Thursday, 25 February 2016

Iranians go to the polls on Friday for two major elections after a week of fierce campaigning between conservatives desperate to maintain their influence over the country’s political landscape and their reformist rivals seeking a comeback.
The first votes held since the landmark 2015 nuclear agreement will elect new members of Iran’s 290-seat parliament, or Majlis, and 88 clergy for the influential assembly of experts, which appoints the next supreme leader.
Polling stations across the country were due to receive voters from 8am until 6pm but voting can be extended in the evening. Senior Iranian officials, including the supreme leader, Ayatollah Ali Khamenei, were expected to cast their votes in the early hours of stations opening their doors.
Nearly 55 million of Iran’s estimated 80 million people are eligible to vote, according to Hossein-Ali Amiri, a senior election official at Tehran’s ministry of interior. As many as 120,000 ballot boxes had been distributed in Iran’s 31 provinces and more than 110m ballots issued, the state Irna news agency reported.
Despite widespread disqualifications during the vetting process at the hands of the powerful Guardian Council, an unelected group of clergy and jurists, there appeared to be no sign of an organised boycott.

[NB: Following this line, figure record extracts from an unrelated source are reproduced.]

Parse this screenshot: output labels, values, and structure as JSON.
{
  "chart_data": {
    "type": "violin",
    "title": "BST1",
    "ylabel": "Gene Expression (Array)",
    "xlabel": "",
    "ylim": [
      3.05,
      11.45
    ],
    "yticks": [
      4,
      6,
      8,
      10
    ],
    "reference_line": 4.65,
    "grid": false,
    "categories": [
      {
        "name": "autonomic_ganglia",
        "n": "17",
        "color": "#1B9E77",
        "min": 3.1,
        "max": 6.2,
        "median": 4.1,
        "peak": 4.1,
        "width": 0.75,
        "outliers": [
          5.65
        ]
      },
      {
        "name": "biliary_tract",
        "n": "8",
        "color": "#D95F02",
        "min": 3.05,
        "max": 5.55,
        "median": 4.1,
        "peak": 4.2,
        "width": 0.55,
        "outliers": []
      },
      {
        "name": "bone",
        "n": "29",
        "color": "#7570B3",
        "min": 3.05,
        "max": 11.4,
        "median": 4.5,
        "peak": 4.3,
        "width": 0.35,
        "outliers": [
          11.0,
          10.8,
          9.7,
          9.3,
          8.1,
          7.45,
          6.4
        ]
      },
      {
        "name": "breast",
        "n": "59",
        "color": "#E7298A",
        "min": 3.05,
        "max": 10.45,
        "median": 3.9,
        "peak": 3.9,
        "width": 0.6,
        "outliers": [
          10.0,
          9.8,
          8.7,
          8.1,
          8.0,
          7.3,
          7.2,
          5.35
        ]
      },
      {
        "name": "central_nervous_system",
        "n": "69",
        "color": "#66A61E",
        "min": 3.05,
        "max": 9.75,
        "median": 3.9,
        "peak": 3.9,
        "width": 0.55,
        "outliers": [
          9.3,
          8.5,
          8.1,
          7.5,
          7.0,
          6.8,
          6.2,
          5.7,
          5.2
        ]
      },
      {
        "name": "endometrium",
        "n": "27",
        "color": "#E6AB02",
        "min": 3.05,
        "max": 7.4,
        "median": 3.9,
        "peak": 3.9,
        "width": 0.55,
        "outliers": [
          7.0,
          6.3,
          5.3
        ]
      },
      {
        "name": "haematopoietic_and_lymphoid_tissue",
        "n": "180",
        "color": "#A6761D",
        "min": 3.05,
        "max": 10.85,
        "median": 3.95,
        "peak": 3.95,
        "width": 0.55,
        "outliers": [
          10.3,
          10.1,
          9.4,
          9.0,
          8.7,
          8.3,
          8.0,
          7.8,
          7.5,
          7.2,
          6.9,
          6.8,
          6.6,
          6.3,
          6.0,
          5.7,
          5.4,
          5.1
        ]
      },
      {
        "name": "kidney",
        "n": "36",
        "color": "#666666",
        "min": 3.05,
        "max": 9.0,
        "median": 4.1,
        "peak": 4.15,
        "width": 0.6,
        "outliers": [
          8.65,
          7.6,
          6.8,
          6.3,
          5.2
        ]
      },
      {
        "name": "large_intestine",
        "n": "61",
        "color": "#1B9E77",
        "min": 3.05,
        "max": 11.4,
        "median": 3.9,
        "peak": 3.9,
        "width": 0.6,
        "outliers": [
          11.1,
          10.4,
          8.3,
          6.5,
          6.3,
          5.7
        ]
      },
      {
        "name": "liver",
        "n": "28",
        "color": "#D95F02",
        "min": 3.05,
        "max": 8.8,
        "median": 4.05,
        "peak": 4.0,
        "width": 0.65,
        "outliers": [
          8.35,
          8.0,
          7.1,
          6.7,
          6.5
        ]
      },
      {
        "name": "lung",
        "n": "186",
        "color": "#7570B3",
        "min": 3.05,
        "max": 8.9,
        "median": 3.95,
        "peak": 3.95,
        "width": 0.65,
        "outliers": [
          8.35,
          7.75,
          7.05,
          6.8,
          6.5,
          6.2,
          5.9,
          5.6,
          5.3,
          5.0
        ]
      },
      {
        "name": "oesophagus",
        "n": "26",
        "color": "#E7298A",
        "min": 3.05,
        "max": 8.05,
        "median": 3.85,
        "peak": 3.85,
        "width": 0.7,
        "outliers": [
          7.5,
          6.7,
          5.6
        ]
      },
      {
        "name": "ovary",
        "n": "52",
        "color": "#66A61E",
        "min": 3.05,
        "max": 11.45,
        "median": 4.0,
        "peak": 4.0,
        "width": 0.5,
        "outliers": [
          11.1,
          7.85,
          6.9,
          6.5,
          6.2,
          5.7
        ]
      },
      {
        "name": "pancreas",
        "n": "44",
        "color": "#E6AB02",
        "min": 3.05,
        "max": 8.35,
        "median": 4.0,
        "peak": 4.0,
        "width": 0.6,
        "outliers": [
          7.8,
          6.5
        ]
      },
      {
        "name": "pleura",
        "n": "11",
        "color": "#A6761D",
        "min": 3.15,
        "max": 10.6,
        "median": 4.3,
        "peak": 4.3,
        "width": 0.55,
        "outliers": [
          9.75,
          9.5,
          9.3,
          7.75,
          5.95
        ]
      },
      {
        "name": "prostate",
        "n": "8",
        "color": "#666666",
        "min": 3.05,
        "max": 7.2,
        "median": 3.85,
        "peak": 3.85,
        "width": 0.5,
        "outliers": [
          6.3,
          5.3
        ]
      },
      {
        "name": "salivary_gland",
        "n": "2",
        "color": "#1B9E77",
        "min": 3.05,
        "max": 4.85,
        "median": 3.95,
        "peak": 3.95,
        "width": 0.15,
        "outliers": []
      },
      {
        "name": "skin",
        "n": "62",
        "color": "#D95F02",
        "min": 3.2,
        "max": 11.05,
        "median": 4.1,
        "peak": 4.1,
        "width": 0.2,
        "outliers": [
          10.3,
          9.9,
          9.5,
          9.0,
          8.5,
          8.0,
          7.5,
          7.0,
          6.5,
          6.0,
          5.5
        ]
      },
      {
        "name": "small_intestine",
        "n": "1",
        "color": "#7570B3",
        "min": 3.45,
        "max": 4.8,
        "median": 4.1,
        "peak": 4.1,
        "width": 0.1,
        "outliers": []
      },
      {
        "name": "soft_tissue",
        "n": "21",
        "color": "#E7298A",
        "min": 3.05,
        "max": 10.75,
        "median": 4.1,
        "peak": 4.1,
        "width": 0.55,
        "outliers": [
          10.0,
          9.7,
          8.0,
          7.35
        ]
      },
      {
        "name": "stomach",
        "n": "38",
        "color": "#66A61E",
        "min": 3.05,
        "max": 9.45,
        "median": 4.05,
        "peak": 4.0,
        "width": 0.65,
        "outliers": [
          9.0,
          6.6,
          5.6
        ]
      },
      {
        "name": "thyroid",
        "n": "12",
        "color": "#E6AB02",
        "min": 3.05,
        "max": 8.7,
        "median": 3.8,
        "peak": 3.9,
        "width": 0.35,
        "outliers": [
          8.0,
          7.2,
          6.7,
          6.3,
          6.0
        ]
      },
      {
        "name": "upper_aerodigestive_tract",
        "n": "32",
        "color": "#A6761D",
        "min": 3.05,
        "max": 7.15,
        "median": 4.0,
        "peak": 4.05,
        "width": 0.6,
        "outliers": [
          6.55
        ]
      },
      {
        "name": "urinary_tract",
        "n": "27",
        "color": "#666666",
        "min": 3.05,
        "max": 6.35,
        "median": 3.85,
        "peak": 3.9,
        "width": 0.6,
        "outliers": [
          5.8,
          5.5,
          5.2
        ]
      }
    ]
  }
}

Reformists have been pulling out all the stops to shake up a decade of conservative dominance over the two political institutions that are up for grabs on Friday. Although many of their candidates have been disqualified, they have put aside inter-party differences and formed a coalition with moderates allied with President Hassan Rouhani in order to block hardliners from entering the two bodies.
The coalition of candidates supported by the reformists and moderates is called “the list of hope” and activists have been busy over the course of the past week urging people to turn out in big numbers and vote for all the members on their favourite list. The first candidate on their main list is the former presidential candidate Mohammad-Reza Aref.